Leader magazineASCL - Association of School and College Leaders

Saddled with responsibility

Examples of the importance of distributed leadership are everywhere, says John Morgan, from the latest sporting awards to ASCL Council.

On yer bike,SPOTY! Don't worry. I've not lost all sensitivity after a term away from school. Nor have I lost the ability to spell. Although you will read these thoughts in January, deadlines require that they are composed at the beginning of December and the observation above is actually wishful thinking, having just seen the shortlist for BBC's Sports Personality of the Year.

I am hoping (in vain, I fear) that the prize will have gone to Mark Cavendish, the world's fastest cyclist, who achieved a remarkable six stage wins in the Tour de France, repeatedly outsprinting his rivals; a feat far surpassing those of the other contenders for the BBC award.

To win a stage of Le Tour, particularly one which ends in a mass sprint, requires teamwork not unlike that of leading a successful school or college. Without an equally outstanding team riding in support, the sprinter will find it impossible to win. If he punctures, a couple of the team will wait behind to lead him back to the bunch, whilst the rest try to keep the peleton under control.

As the final, lung-bursting sprint approaches, every member of the team has an individual and a collective responsibility to lead the sprinter to the perfect position from which to strike for the line.

I'm sure, whichever role you fulfil in your team, you can draw many a parallel with these situations, particularly the leader taking the public glory!

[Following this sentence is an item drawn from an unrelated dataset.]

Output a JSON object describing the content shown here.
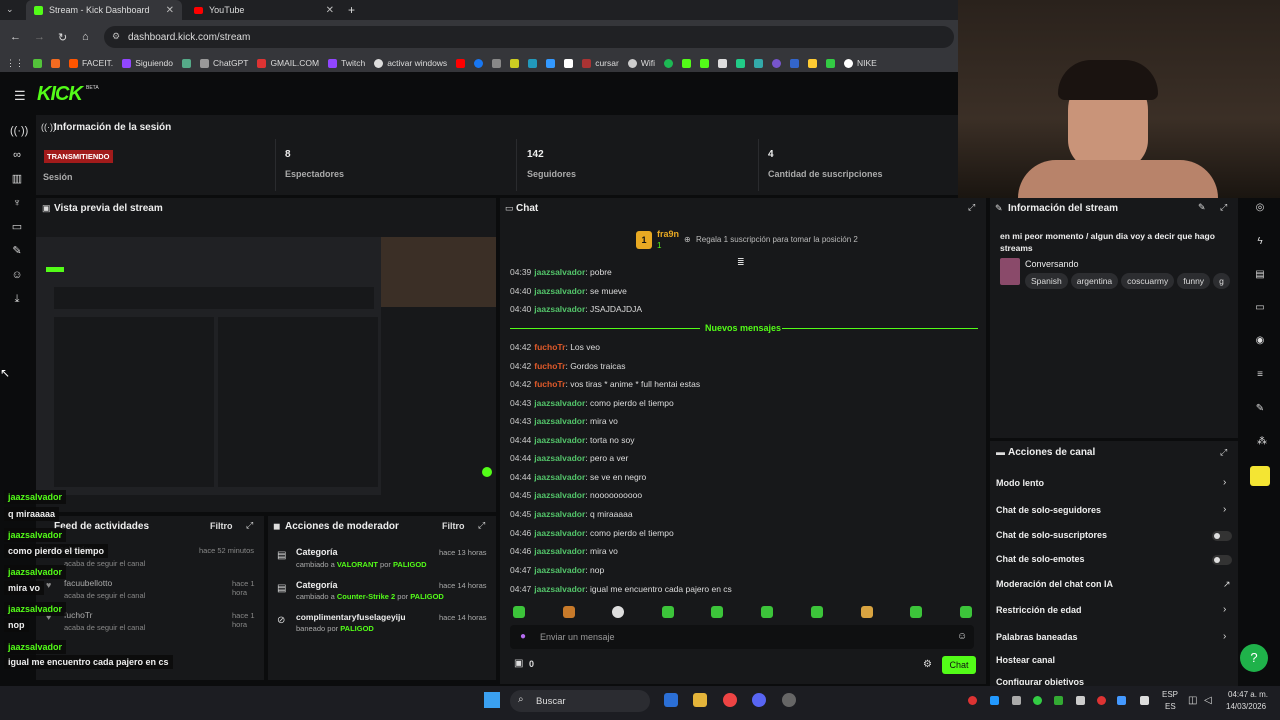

I mean no insult to heads and principals here, who, I am sure, always follow Cavendish's example of attributing the success wholly to his team's brilliance.

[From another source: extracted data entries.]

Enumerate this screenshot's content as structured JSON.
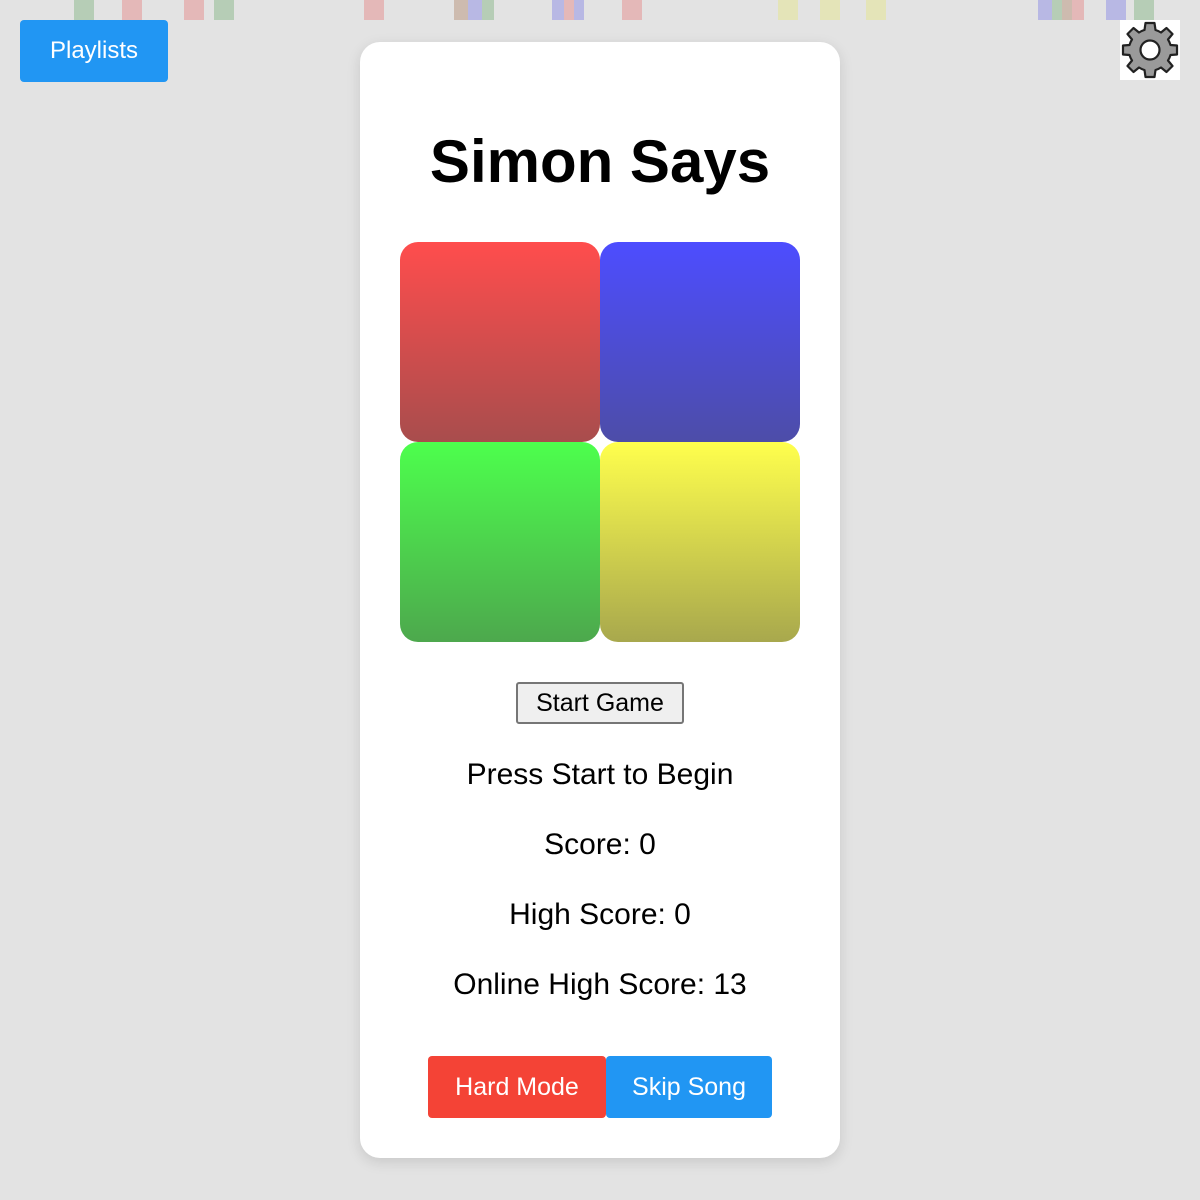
{
  "header": {
    "playlists_label": "Playlists",
    "settings_icon": "gear-icon"
  },
  "game": {
    "title": "Simon Says",
    "pads": [
      {
        "name": "red",
        "color": "#ff4d4d"
      },
      {
        "name": "blue",
        "color": "#4d4dff"
      },
      {
        "name": "green",
        "color": "#4dff4d"
      },
      {
        "name": "yellow",
        "color": "#ffff4d"
      }
    ],
    "start_label": "Start Game",
    "status": "Press Start to Begin",
    "score": "Score: 0",
    "high_score": "High Score: 0",
    "online_high_score": "Online High Score: 13"
  },
  "footer": {
    "hard_mode_label": "Hard Mode",
    "skip_song_label": "Skip Song"
  },
  "colors": {
    "background": "#e3e3e3",
    "accent_blue": "#2196f3",
    "accent_red": "#f44336"
  }
}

You can probably sense a certain bias creeping in on the side of cyclists. This is due to having a father-in-law who still rides through the North Yorkshire Moors in his 80s. Of course, like any good teacher, I recognise the outstanding achievements of each of the shortlisted athletes and would undoubtedly have used them as an assembly theme - as I hope many of you have or will, as Sport Relief Day approaches.

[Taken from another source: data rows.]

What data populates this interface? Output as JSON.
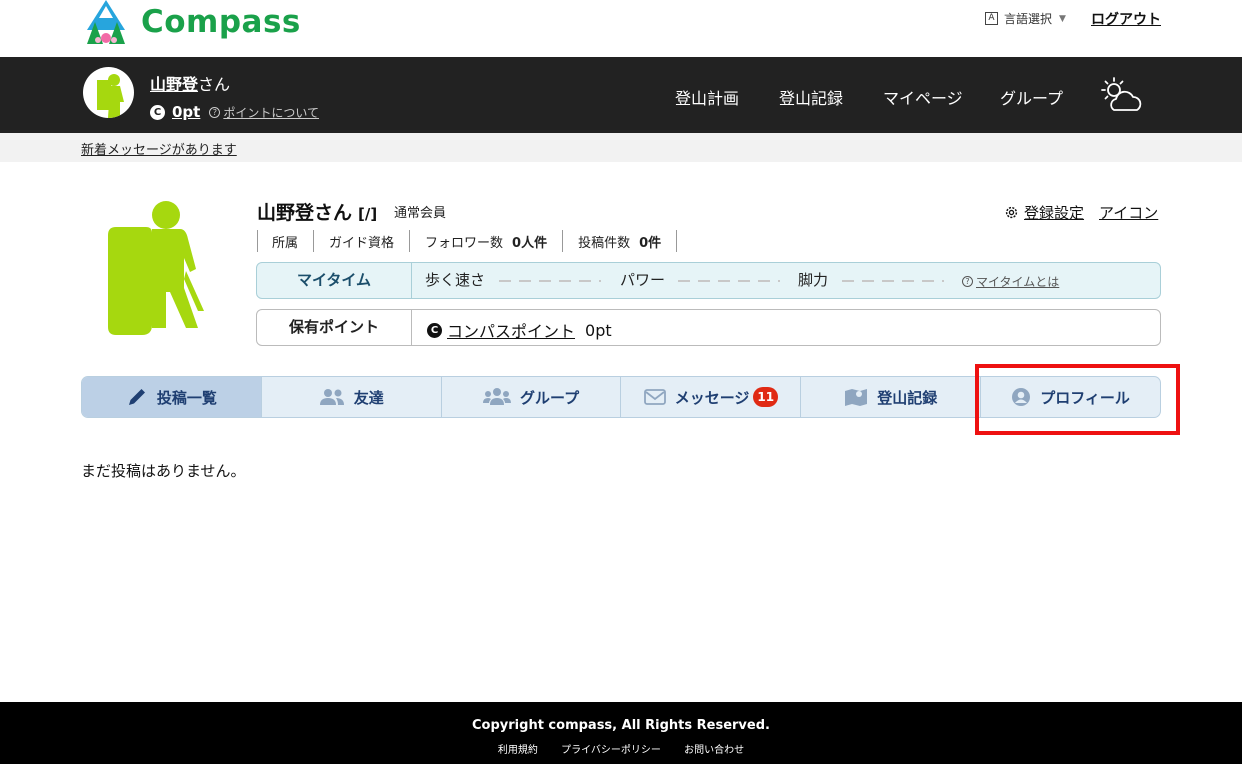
{
  "brand": {
    "name": "Compass",
    "color": "#1aa14a"
  },
  "header": {
    "language_label": "言語選択",
    "logout_label": "ログアウト"
  },
  "navbar": {
    "username": "山野登",
    "honorific": "さん",
    "points": "0pt",
    "points_help": "ポイントについて",
    "menu": [
      "登山計画",
      "登山記録",
      "マイページ",
      "グループ"
    ],
    "weather_icon": "weather-icon"
  },
  "notice": {
    "text": "新着メッセージがあります"
  },
  "profile": {
    "name": "山野登さん",
    "slash": "[/]",
    "member_type": "通常会員",
    "settings_label": "登録設定",
    "icon_label": "アイコン",
    "stats": [
      {
        "label": "所属",
        "value": ""
      },
      {
        "label": "ガイド資格",
        "value": ""
      },
      {
        "label": "フォロワー数",
        "value": "0人件"
      },
      {
        "label": "投稿件数",
        "value": "0件"
      }
    ],
    "mytime": {
      "label": "マイタイム",
      "items": [
        "歩く速さ",
        "パワー",
        "脚力"
      ],
      "help": "マイタイムとは"
    },
    "points_box": {
      "label": "保有ポイント",
      "link": "コンパスポイント",
      "value": "0pt"
    }
  },
  "tabs": [
    {
      "label": "投稿一覧",
      "icon": "pencil-icon"
    },
    {
      "label": "友達",
      "icon": "users-icon"
    },
    {
      "label": "グループ",
      "icon": "group-icon"
    },
    {
      "label": "メッセージ",
      "icon": "envelope-icon",
      "badge": "11"
    },
    {
      "label": "登山記録",
      "icon": "map-icon"
    },
    {
      "label": "プロフィール",
      "icon": "user-circle-icon"
    }
  ],
  "content": {
    "empty_text": "まだ投稿はありません。"
  },
  "footer": {
    "copyright": "Copyright compass, All Rights Reserved.",
    "links": [
      "利用規約",
      "プライバシーポリシー",
      "お問い合わせ"
    ]
  },
  "colors": {
    "highlight": "#ee1111",
    "badge": "#e02a14",
    "navbar": "#222222",
    "avatar_green": "#a6d80f"
  }
}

With me away from school for the year, members of my own leadership team have each stepped up in responsibility and their success will be a far better measure of our leadership capacity than anything Ofsted might concoct. Confident in that success, I have been able to concentrate on leading another wonderful team, ASCL Council.

Not that long ago, the members of Council were predominantly headteachers. Yes, there are still plenty of heads, but now there are also college principals, deputy heads, assistant heads, business managers and executive heads.

They work in 11-14, 11-16, 11-18, 16-19, 16-adult schools and colleges; single sex, mixed, horizontal and verticallytutored schools and colleges; institutions that are academies, faith-based, community-based, foundations, federations, trusts and even links in a chain.

When they come together over two days, four times a year, their joint experience in committee and plenary debate sessions ensures that elected officers and our general secretary and the staff benefit from a collective wisdom second to none within education.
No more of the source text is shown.